State financing programs

Virginia does not operate an ADU-specific statewide loan, grant, or forgivable-loan program. Virginia Housing (formerly the Virginia Housing Development Authority, VHDA — rebranded 2020) administers general first-time-homebuyer, down-payment-assistance (DPA), mortgage-credit-certificate, and rehabilitation products that can be applied to ADU-adjacent purchases or improvements when eligibility criteria are met, but none target ADU construction as a distinct product. The Virginia Department of Housing and Community Development (DHCD) administers federal HOME and CDBG pass-through funds that local jurisdictions can direct toward ADU-adjacent rehab, but there is no state-level ADU-dedicated line item. Federally available products (FHA 203(k), Fannie Mae HomeReady and HomeStyle Renovation, Freddie Mac CHOICERenovation) remain the primary ADU financing path for Virginia homeowners.

State housing programs

Virginia does not run a state-level pre-approved-ADU-plan catalog, statewide impact-fee-waiver statute for ADUs, or streamlined-review mandate. State-level programs that touch ADU-adjacent policy are coordinated primarily through the Department of Housing and Community Development (DHCD) and Virginia Housing, and act by funding or assisting local jurisdictions rather than by preemption. Local ADU activity — Arlington County's Accessory Dwellings program (detached ADUs permitted since 2008, liberalized 2020), Alexandria's accessory-dwelling ordinance, Fairfax County's accessory-living-unit program, and Charlottesville's 2021 zoning-code changes — is authorized under the localities' Va. Code § 15.2-2280 zoning authority, not by state mandate.

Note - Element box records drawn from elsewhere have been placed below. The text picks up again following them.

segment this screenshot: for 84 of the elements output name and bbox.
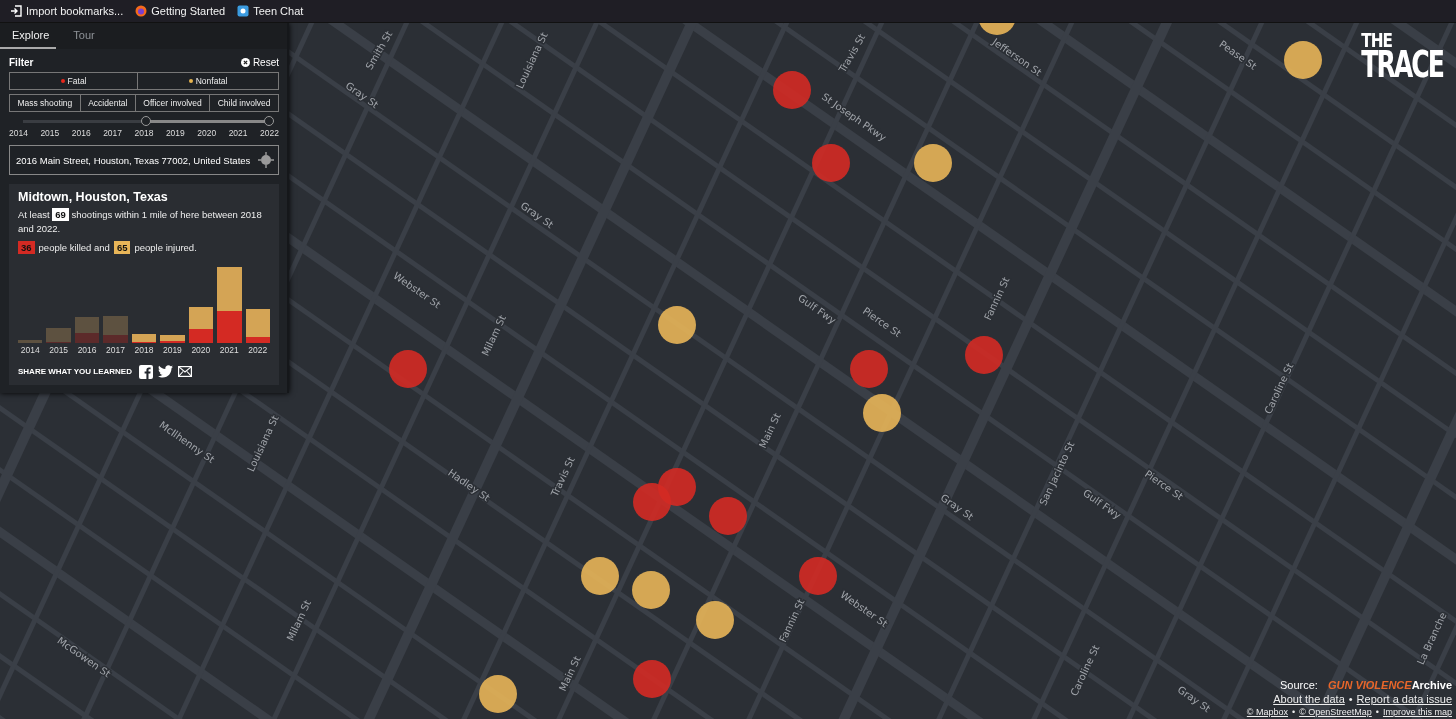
incident-marker[interactable] (658, 306, 696, 344)
outcome-filter-button[interactable]: Fatal (9, 72, 139, 90)
type-filter-button[interactable]: Child involved (210, 94, 279, 112)
logo-text: TRACE (1361, 48, 1443, 82)
incident-marker[interactable] (773, 71, 811, 109)
year-tick-label: 2018 (134, 128, 154, 138)
incident-marker[interactable] (978, 23, 1016, 35)
year-tick-label: 2019 (165, 128, 185, 138)
separator-dot: • (1292, 707, 1296, 717)
year-label: 2016 (77, 344, 97, 355)
year-tick-label: 2021 (228, 128, 248, 138)
incident-marker[interactable] (632, 571, 670, 609)
injured-label: people injured. (134, 240, 197, 255)
incident-marker[interactable] (389, 350, 427, 388)
panel-tab[interactable]: Explore (0, 23, 56, 49)
incident-marker[interactable] (633, 660, 671, 698)
year-tick-label: 2020 (197, 128, 217, 138)
year-label: 2017 (106, 344, 125, 355)
import-icon (10, 5, 22, 17)
locate-icon[interactable] (258, 152, 274, 168)
year-label: 2021 (219, 344, 239, 355)
facebook-icon[interactable] (138, 364, 153, 379)
location-title: Midtown, Houston, Texas (18, 190, 169, 204)
separator-dot: • (1375, 707, 1379, 717)
bookmark-item[interactable]: Teen Chat (237, 5, 304, 17)
killed-count: 36 (18, 241, 35, 255)
year-tick-label: 2014 (9, 128, 28, 138)
bookmark-item[interactable]: Import bookmarks... (10, 5, 124, 17)
incident-marker[interactable] (709, 497, 747, 535)
year-label: 2020 (191, 344, 211, 355)
year-label: 2019 (162, 344, 182, 355)
street-label: Gulf Fwy (1081, 487, 1123, 522)
incident-marker[interactable] (581, 557, 619, 595)
incident-marker[interactable] (479, 675, 517, 713)
type-filter-button[interactable]: Mass shooting (9, 94, 81, 112)
year-tick-label: 2017 (103, 128, 123, 138)
slider-handle[interactable] (141, 116, 151, 126)
bookmark-item[interactable]: Getting Started (135, 5, 226, 17)
incident-marker[interactable] (965, 336, 1003, 374)
panel-tab[interactable]: Tour (56, 23, 112, 49)
data-link[interactable]: About the data (1273, 693, 1345, 705)
credit-link[interactable]: © OpenStreetMap (1299, 707, 1372, 717)
type-filter-button[interactable]: Accidental (80, 94, 136, 112)
chat-icon (237, 5, 250, 17)
year-label: 2022 (248, 344, 268, 355)
address-field[interactable]: 2016 Main Street, Houston, Texas 77002, United States (9, 145, 279, 175)
year-label: 2014 (20, 344, 40, 355)
source-logo[interactable]: GUN VIOLENCEArchive (1327, 679, 1452, 691)
year-tick-label: 2016 (71, 128, 91, 138)
source-label: Source: (1280, 679, 1318, 691)
year-tick-label: 2015 (40, 128, 60, 138)
year-range-slider[interactable]: 2014 2015 2016 2017 2018 2019 2020 2021 2022 (9, 120, 279, 138)
incident-marker[interactable] (633, 483, 671, 521)
credit-link[interactable]: © Mapbox (1246, 707, 1288, 717)
incident-marker[interactable] (863, 394, 901, 432)
injured-count: 65 (113, 241, 131, 255)
credit-link[interactable]: Improve this map (1382, 707, 1452, 717)
slider-handle[interactable] (264, 116, 274, 126)
close-icon (240, 58, 250, 67)
incident-marker[interactable] (812, 144, 850, 182)
street-label: Main St (556, 654, 583, 693)
browser-logo-icon (135, 5, 148, 17)
incident-marker[interactable] (799, 557, 837, 595)
year-label: 2018 (134, 344, 154, 355)
incident-marker[interactable] (850, 350, 888, 388)
share-label: SHARE WHAT YOU LEARNED (18, 367, 132, 377)
incident-marker[interactable] (1284, 41, 1322, 79)
reset-button[interactable]: Reset (240, 57, 279, 68)
separator-dot: • (1348, 693, 1353, 705)
incident-marker[interactable] (696, 601, 734, 639)
type-filter-button[interactable]: Officer involved (135, 94, 211, 112)
twitter-icon[interactable] (157, 365, 173, 379)
street-label: Main St (756, 411, 783, 450)
year-tick-label: 2022 (260, 128, 279, 138)
street-label: Gulf Fwy (796, 292, 838, 327)
summary-text: At least 69 shootings within 1 mile of here between 2018 and 2022. (18, 208, 263, 237)
outcome-filter-button[interactable]: Nonfatal (138, 72, 279, 90)
filter-title: Filter (9, 57, 34, 68)
year-label: 2015 (49, 344, 69, 355)
killed-label: people killed and (38, 240, 110, 255)
logo-text: THE (1361, 31, 1392, 50)
incident-marker[interactable] (914, 144, 952, 182)
email-icon[interactable] (177, 366, 192, 378)
data-link[interactable]: Report a data issue (1356, 693, 1452, 705)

  • DHCD Community Development Block Grant (CDBG) Program — Federal CDBG funds administered by DHCD to eligible non-entitlement Virginia localities for community-revitalization, housing-rehab, and infrastructure projects. Not ADU-specific. Participating localities can direct CDBG funds toward housing-rehab projects where local policy supports ADUs.
  • DHCD HOME Investment Partnerships Program — Federal HOME funds administered by DHCD to Virginia participating jurisdictions and non-profits for affordable-housing acquisition, rehab, and new construction. Not ADU-specific; can be directed to ADU-adjacent rehab at local discretion.
  • Virginia Housing Commission — Permanent advisory commission of the General Assembly that studies housing-policy questions and recommends legislation. Has periodically studied ADU preemption and missing-middle housing without recommending statewide enactment as of 2026-04-21.
  • Local ADU ordinances under Va. Code § 15.2-2280 authority — Not a state program — listed here because Virginia ADU policy is executed entirely at the locality level under the § 15.2-2280 zoning grant. A homeowner seeking to build an ADU consults the zoning ordinance of the specific county, city, or town where the parcel is located.
Federal (United States) — ADU-relevant rules and programs

Federal ADU law

The United States has no federal statute that directly regulates accessory dwelling unit entitlement or design. Land-use authority over ADUs resides with states and local governments under the traditional police power. Federal engagement is limited to financing (Fannie/Freddie/FHA/VA/USDA), flood insurance (FEMA/NFIP), and discretionary housing programs (HUD), which are recorded in sibling sections of this file.

Federal financing programs

Federal housing-finance agencies and GSEs set nationwide underwriting rules that govern whether an ADU can be financed, appraised, and counted toward mortgage qualifying income. The relevant actors are Fannie Mae, Freddie Mac, FHA (HUD), VA, and USDA Rural Development.

Federal tax credits

There is no ADU-specific federal tax credit. ADUs may incidentally qualify for existing federal energy-efficiency and clean-energy tax credits when the ADU construction includes qualifying measures.

Federal housing programs

HUD administers several discretionary programs that can fund ADU-related activity at the grantee's election, but none is an ADU-specific program.